Gail Monahan, director of the Alachua County Housing Authority, said she knows when Dehgan is in jail because he's not on the housing authority's porch.

"Everyone in the office loves him, but it's really depressing to see him like this," Monahan said. "We have torn our hair out here trying to do something. He's going to live another 20 years. Are we going to just keep arresting him? He's costing us a fortune."

Dehgan is far from a hardened criminal.

The son of a University of Florida horticulture professor and a mother who worked at Shands, Dehgan attended P.K. Yonge Developmental Research School, Westwood Middle School and Gainesville High School.

His crimes now are open-container violations, trespassing and occasionally getting caught with marijuana.

"I'm not out there hurting anybody. I'm not stealing anything," said Dehgan, who now has been in jail for 23 days awaiting a court hearing because he didn't have a certificate of completion for his court-ordered drug program.

He's one of about 900 people who occupy the jail at an estimated cost of about $67 a day.

Monahan said she begged the judges to order Dehgan to take a drug program, and she said it breaks her heart that he's back in jail.

But Monahan said that Dehgan isn't out of chances. And Dehga himself, said he knows that there likely is housing out there available to him.

"Ya, and I could get that," he said. "I have a housing voucher, but then I thought about it and I thought about (Gainesville Regional Utilities) and the deposit, and I owe them a lot of money.

"When I'm homeless I have no responsibilities, nothing, and there is something that's appealing about that."

Monahan said she agrees with the laws and understands why police need to enforce them. However, she says a housing rehabilitation program would help reduce the number of arrests.

Barry Johnson, the public defender assigned to Dehgan, said he hopes his client will be released on Tuesday.

"My ultimate goal is to make sure they don't come back, but that, in reality, is just not going to happen," Johnson said.

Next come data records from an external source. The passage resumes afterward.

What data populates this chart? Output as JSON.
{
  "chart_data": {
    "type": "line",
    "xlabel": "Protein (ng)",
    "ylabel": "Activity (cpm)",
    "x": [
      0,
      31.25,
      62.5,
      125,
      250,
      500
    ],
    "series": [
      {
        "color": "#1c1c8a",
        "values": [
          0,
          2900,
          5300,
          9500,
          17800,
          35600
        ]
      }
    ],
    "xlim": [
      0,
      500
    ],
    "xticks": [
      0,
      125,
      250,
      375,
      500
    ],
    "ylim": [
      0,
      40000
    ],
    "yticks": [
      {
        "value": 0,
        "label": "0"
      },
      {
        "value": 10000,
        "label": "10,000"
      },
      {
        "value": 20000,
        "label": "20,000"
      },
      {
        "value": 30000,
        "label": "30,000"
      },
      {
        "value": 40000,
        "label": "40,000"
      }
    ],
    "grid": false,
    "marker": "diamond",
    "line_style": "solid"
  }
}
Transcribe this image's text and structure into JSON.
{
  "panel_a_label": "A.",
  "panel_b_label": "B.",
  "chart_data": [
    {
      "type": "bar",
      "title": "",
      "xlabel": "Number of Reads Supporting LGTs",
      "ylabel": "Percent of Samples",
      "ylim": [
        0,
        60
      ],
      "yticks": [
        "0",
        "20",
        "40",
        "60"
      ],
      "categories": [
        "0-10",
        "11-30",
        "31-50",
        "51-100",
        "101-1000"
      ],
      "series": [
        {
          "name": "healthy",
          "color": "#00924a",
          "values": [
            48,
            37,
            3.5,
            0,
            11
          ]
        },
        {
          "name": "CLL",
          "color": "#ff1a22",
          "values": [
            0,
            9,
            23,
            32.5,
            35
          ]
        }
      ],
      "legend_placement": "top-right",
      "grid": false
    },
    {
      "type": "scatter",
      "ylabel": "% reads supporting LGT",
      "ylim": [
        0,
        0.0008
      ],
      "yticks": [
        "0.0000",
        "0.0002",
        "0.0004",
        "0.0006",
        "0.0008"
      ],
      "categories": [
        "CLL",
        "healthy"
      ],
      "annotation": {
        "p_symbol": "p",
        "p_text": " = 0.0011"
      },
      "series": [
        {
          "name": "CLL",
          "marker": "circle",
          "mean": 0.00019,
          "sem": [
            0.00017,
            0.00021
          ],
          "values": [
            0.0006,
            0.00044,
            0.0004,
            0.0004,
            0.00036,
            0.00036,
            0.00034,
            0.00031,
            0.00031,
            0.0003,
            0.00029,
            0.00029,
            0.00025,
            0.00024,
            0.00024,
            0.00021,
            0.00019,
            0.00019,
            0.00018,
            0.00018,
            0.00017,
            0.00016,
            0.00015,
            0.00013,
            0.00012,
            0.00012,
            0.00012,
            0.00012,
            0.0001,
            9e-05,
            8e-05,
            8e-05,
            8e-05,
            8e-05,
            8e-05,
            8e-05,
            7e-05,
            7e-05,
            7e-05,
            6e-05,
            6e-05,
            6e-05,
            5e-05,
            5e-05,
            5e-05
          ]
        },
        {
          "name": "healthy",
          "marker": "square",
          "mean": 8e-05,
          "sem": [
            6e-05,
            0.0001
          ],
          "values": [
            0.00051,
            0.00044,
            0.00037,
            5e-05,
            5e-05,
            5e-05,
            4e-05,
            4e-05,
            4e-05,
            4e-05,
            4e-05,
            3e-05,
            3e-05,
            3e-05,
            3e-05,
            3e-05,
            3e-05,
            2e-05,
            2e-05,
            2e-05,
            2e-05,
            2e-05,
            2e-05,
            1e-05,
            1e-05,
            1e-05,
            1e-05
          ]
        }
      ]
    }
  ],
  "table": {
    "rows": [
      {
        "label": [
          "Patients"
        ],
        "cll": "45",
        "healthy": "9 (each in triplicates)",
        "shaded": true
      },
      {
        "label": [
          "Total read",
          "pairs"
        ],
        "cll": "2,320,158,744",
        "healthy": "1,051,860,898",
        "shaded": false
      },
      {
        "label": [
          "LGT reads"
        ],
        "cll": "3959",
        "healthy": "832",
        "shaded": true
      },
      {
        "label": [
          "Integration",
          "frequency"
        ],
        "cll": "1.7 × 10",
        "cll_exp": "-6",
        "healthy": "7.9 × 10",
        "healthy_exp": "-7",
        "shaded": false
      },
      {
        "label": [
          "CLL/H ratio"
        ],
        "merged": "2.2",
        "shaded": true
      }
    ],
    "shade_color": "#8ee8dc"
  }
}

He said there are many cases like Dehgan's in which people are in jail for simply not having money.

Homeless advocates in Alachua County have been saying for years the answer to cases like Dehgan's is housing and rehabilitation - two services that will likely be offered in a proposed one-stop homeless assistance center.

Monahan, who has helped about two dozen homeless people get into housing in recent years. said the one-stop program can help as long as there is housing and as long as the people who run the program understand the patience it takes to help the homeless.